For the past year since he bought it, Dunton has been working on getting the building back to its former glory. Parts of the sprawling 45,000-square-foot structure are still being rented out and will be for a while, although Dunton said he's got thoughts of expanding in the future.
Along with the rest of Wilmington's film industry, Dunton said, he's looking forward to getting back to work in 2024 after productions shut down for most of the last year as strikes by writers' and actors' unions were resolved.
"I think we'll get some work in February, but my gut feeling is it takes longer than that to actually get going again and actually come into production," Dunton said. "Some people think that work is gonna start flooding back in February. I'm not so sure."
When production does return, DuntonCine Studios should be well-positioned.
"There hasn't really been a bricks and mortar (camera shop here) for the past 10 years," Dunton said.
Dunton essentially does two kinds of work: the rental of camera kits and camera equipment, like speciality lenses, and also visual effects work, like rear projection. He's got a car specially outfitted with a camera to capture driving footage that can be projected behind actors doing scenes in vehicles.

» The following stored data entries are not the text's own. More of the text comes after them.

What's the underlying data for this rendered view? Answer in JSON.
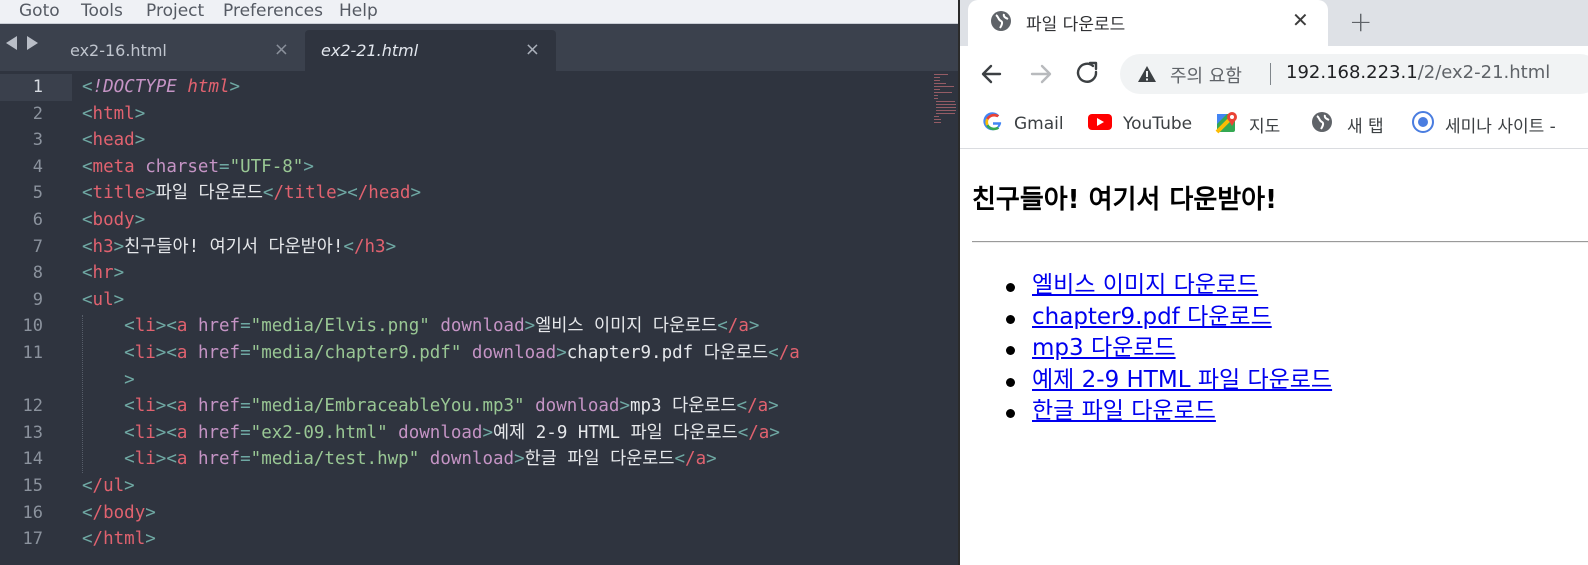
{
  "editor": {
    "menu": [
      "Goto",
      "Tools",
      "Project",
      "Preferences",
      "Help"
    ],
    "tabs": [
      {
        "label": "ex2-16.html",
        "close": "×",
        "active": false
      },
      {
        "label": "ex2-21.html",
        "close": "×",
        "active": true
      }
    ],
    "line_numbers": [
      "1",
      "2",
      "3",
      "4",
      "5",
      "6",
      "7",
      "8",
      "9",
      "10",
      "11",
      "",
      "12",
      "13",
      "14",
      "15",
      "16",
      "17"
    ],
    "code": {
      "l1_kw": "!DOCTYPE",
      "l1_kt": "html",
      "l2_tag": "html",
      "l3_tag": "head",
      "l4_tag": "meta",
      "l4_attr": "charset",
      "l4_val": "\"UTF-8\"",
      "l5_tag": "title",
      "l5_text": "파일 다운로드",
      "l5_close1": "/title",
      "l5_close2": "/head",
      "l6_tag": "body",
      "l7_tag": "h3",
      "l7_text": "친구들아! 여기서 다운받아!",
      "l7_close": "/h3",
      "l8_tag": "hr",
      "l9_tag": "ul",
      "li_tag": "li",
      "a_tag": "a",
      "href_attr": "href",
      "download_attr": "download",
      "a_close": "/a",
      "l10_href": "\"media/Elvis.png\"",
      "l10_text": "엘비스 이미지 다운로드",
      "l11_href": "\"media/chapter9.pdf\"",
      "l11_text": "chapter9.pdf 다운로드",
      "l11_close": "/a",
      "l12_href": "\"media/EmbraceableYou.mp3\"",
      "l12_text": "mp3 다운로드",
      "l13_href": "\"ex2-09.html\"",
      "l13_text": "예제 2-9 HTML 파일 다운로드",
      "l14_href": "\"media/test.hwp\"",
      "l14_text": "한글 파일 다운로드",
      "l15_tag": "/ul",
      "l16_tag": "/body",
      "l17_tag": "/html"
    }
  },
  "browser": {
    "tab_title": "파일 다운로드",
    "tab_close": "✕",
    "new_tab": "+",
    "security_label": "주의 요함",
    "url_host": "192.168.223.1",
    "url_path": "/2/ex2-21.html",
    "bookmarks": [
      "Gmail",
      "YouTube",
      "지도",
      "새 탭",
      "세미나 사이트 -"
    ],
    "icons": {
      "back": "back-arrow-icon",
      "forward": "forward-arrow-icon",
      "reload": "reload-icon",
      "warning": "warning-icon",
      "globe": "globe-icon"
    },
    "page": {
      "heading": "친구들아! 여기서 다운받아!",
      "links": [
        "엘비스 이미지 다운로드",
        "chapter9.pdf 다운로드",
        "mp3 다운로드",
        "예제 2-9 HTML 파일 다운로드",
        "한글 파일 다운로드"
      ]
    }
  },
  "colors": {
    "editor_bg": "#2f343f",
    "tag": "#e0626f",
    "attr": "#c594c5",
    "string": "#99c794",
    "link": "#0000ee"
  }
}
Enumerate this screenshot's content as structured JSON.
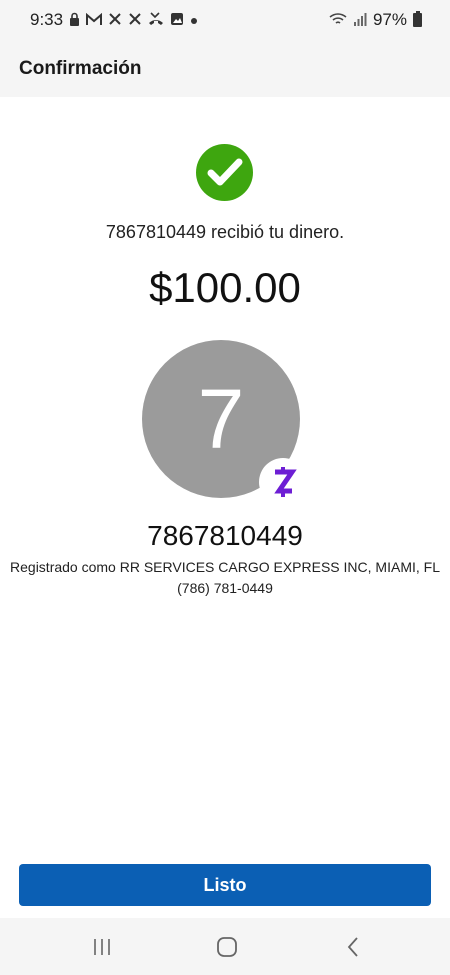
{
  "status_bar": {
    "time": "9:33",
    "battery": "97%",
    "icons": [
      "lock-icon",
      "gmail-icon",
      "x-icon",
      "x-icon",
      "missed-call-icon",
      "gallery-icon",
      "dot-icon",
      "wifi-icon",
      "signal-icon",
      "battery-icon"
    ]
  },
  "header": {
    "title": "Confirmación"
  },
  "confirmation": {
    "message": "7867810449 recibió tu dinero.",
    "amount": "$100.00"
  },
  "recipient": {
    "avatar_initial": "7",
    "name": "7867810449",
    "registered_as": "Registrado como RR SERVICES CARGO EXPRESS INC, MIAMI, FL",
    "phone": "(786) 781-0449"
  },
  "actions": {
    "done_label": "Listo"
  },
  "colors": {
    "success": "#3ea60f",
    "primary_button": "#0b5fb4",
    "zelle_purple": "#6d1ed4",
    "avatar_bg": "#9b9b9b"
  },
  "nav": {
    "icons": [
      "recent-apps-icon",
      "home-icon",
      "back-icon"
    ]
  }
}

"Right now, if they want to do something like that, they've got to get it from Atlanta," he said.
He'd also like to rent out the space for photo and video shoots. In London, he's still got a location that's "purely manufacturing," making dolly tracks, grip equipment and the like.
"Real core engineering," he said. "I want to bring some of that here, actually make some American product to sell. But that's a little bit down the road when I get established, get some money coming in."
He admittedly faces some challenges related to the changing film business, and says more than once that the Dunton business in Wilmington is "going to be different from what it used to be."
One thing that will be the same, however, is that when future productions are made in Wilmington you'll continue to see the Dunton name in the credits, something that's been true for nearly four decades, and will now continue for many years to come.